For folks who aren’t sure how to interpret this, what we’re looking at here is early work establishing an upper bound on the complexity of a problem that a model can handle based on its size. Research like this is absolutely essential for determining whether these absurdly large models are actually going to achieve the results people have already ascribed to them on any sort of consistent basis. Previous work on monosemanticity and superposition are relevant here, particularly with regards to unpacking where and when these errors will occur.
I’ve been thinking about this a lot with regards to how poorly defined the output space they’re trying to achieve is. Currently we’re trying to encode one or more human languages, logical/spatial reasoning (particularly for multimodal models), a variety of writing styles, and some set of arbitrary facts (to say nothing of the nuance associated with these facts). Just by making an informal order of magnitude argument I think we can quickly determine that a lot of the supposed capabilities of these massive models have strict theoretical limitations on their correctness.
This should, however, give one hope for more specialized models. Nearly every one of the above mentioned “skills” is small enough to fit into our largest models with absolute correctness. Where things get tough is when you fail to clearly define your output space and focus training so as to maximize the encoding efficiency for a given number of parameters.
For folks who aren’t sure how to interpret this, what we’re looking at here is early work establishing an upper bound on the complexity of a problem that a model can handle based on its size. Research like this is absolutely essential for determining whether these absurdly large models are actually going to achieve the results people have already ascribed to them on any sort of consistent basis. Previous work on monosemanticity and superposition are relevant here, particularly with regards to unpacking where and when these errors will occur.

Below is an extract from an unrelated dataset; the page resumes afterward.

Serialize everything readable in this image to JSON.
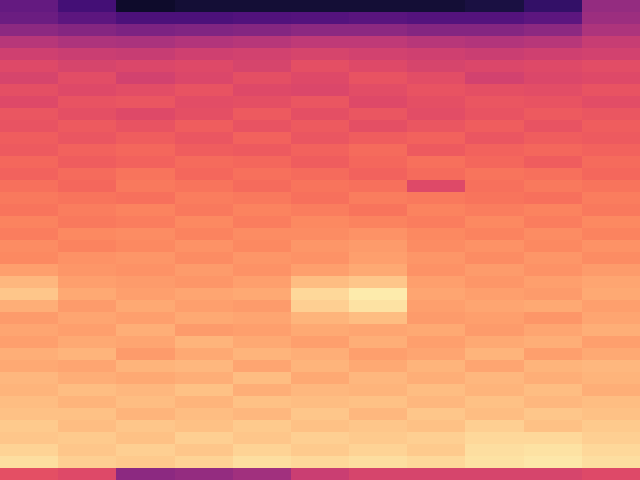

I’m not sure this work accomplishes that. Sure, it builds up on previous work that showed that a transformer can be simulated by a TC0 family. However, the limits of this fact are not clear. The paper even admits as such
Our result on the limitations of T-LLMs as general learners comes from Proposition 1 and Theorem 2. On the one hand, T-LLMs are within the TC0 complexity family; on the other hand, general learners require at least as hard as P/ poly-complete. In the field of circuit theory, it is known that TC0 is a subset of P/ poly and commonly believed that TC0 is a strict subset of P/ poly, though the strictness is still an open problem to be proved.
I believe this is one of the weakest points of the paper, as it bases all of its reasoning on an unproven theorem. And you can implement many things with a TC0 algorithm, addition, multiplication, basic logic, heck you can even make transformers.
There still is something that bothers me. Why did it define general learning as being at least a universal circuit for the set of all circuits within a polynomial size ? Why this restriction ? I tried googling general learner and universal circuit and only came up with this paper.
While searching, I found that this paper was rejected, you can find the reviews here : https://openreview.net/forum?id=e5lR6tySR7
If you are searching for a paper on the limits of T-LLMs the paper What Algorithms can Transformers Learn? A Study in Length Generalization may prove more informative. https://arxiv.org/pdf/2310.16028.pdf It explains why transformers are so bad at addition.
Here is the key part of their abstract :
Specifically, we leverage RASP (Weiss et al., 2021)— a programming language designed for the computational model of a Transformer— and introduce the RASP-Generalization Conjecture: Transformers tend to length generalize on a task if the task can be solved by a short RASP program which works for all input lengths.